When designing programmes to tackle violent extremism, we need to acknowledge the multiple roles gender plays.
There is an emerging debate around the links between domestic violence, gender-based violence and the profile of ‘lone’ terrorist attackers. In the US, for instance, over one-third of individuals who committed or contributed to such deadly violence reportedly had a record of “domestic abuse or other sexual violence or harassment against women”.
Research has shown that gender-based violence is a common manifestation of unequal power relations within societies and that conflict often has its roots in gender inequality. Domestic violence and gender-based violence can be a way for men to not only reinforce the traditional patriarchal gender roles used to control women, but also to validate their own feelings of insecurity derived from culturally prescribed gender roles.
Violence perpetrated against women within the domestic sphere therefore has wide implications for state and regional security. Recent research on gender-based violence and violent extremism argued that a better predictor of national and regional peacefulness is the overall level of violence against women and girls, rather than indicators such as levels of democracy and wealth.
Gender inequality and extremist groups
Gender roles and gender inequality are frequently used by extremist groups such as ISIS and Boko Haram in their recruitment strategies and they use gender-based violence as a weapon of terror and control.
While female recruits might join extremist groups as an act of empowerment, gender roles can also be used to attract or retain male recruits, by offering women and girls as potential wives or sexual trophies – so-called ‘wages of war’. This reinforces socio-cultural norms of masculinity and what it means to be a man.
Research on the links between domestic violence and violent extremism is more readily available in the western context, through details of the backgrounds and home lives of ‘lone’ attackers’. In conflict contexts, there is far greater focus on sexual and gender-based violence committed by extremist groups collectively, as in the case of the Yazidi women and girls in Iraq and the abductions of Chibok schoolgirls in Nigeria.
Meanwhile, other types of gender-based violence, like intimate partner violence, which affect many more women, receive far less attention.
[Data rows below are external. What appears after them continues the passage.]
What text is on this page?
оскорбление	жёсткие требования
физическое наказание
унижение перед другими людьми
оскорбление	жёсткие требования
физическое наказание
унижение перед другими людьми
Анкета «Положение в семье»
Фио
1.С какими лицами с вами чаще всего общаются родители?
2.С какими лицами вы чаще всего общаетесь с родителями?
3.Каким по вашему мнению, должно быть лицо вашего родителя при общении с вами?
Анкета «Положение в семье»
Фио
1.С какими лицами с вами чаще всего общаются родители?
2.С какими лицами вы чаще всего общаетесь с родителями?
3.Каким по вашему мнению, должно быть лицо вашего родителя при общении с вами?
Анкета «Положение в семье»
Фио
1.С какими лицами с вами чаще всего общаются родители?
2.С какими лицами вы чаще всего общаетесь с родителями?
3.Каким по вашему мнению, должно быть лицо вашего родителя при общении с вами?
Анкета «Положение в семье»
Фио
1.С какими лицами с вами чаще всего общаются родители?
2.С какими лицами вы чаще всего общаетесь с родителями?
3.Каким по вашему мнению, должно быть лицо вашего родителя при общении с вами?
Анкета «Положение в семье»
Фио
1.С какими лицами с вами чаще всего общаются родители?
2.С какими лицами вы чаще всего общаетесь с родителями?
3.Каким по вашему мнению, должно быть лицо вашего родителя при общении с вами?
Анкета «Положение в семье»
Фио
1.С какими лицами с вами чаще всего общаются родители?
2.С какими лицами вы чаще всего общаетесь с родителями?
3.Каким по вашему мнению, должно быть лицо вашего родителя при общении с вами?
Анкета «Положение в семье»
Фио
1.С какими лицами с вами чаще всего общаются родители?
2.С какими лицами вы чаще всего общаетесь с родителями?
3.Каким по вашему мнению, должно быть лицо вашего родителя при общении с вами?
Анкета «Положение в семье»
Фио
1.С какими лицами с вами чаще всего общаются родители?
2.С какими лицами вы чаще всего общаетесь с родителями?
Yet, if left unchecked, such dysfunctional acts of aggression can spread throughout society and become normalised.
Asking the right questions
It is therefore crucial that programming on violent extremism addresses the many ways in which gender interacts with violent extremism. These can range from creating sympathy to violent extremism, to active fighting and recruitment.
International Alert’s recent research on conflict-affected and displaced Syrians, for instance, highlights how expectations of what it is to be a man or woman can create pressures for individuals to join armed groups.
Patriarchal ideologies of control and subordination of women and girls are in some contexts, like in Kenya, a motivating factor for women and girls to join armed groups. Joining can be a way for women and girls – as well as men and boys – to escape the rigid, patriarchal and elder-dominated structures of their families and communities.
In Tajikistan, International Alert’s research found that sexual and gender-based violence are tackled more effectively through the long-term economic empowerment of women, while importantly also engaging men and informal community leaders to reinforce positive gender norms and change harmful ones.
So it should come as little surprise that improving the socio-economic status of women and addressing the root causes of gender-based violence has been shown to help tackle violent extremism in a range of ways.
Programming on preventing violent extremism doesn’t need to reinvent the wheel – it can draw on the decades of good practices from peacebuilding practitioners and development workers which take long-term approaches. This includes looking at how gender inequalities intersect with other forms of socio-economic inequality, including age, class, caste, race, ethnicity and location, frequently exacerbating the injustices associated with them.
Addressing the exclusion of women in societies should be at the heart of preventing violent extremism and counter-terrorism strategies. Otherwise, we run the risk of focusing solely on the symptoms of conflict, without addressing its root causes.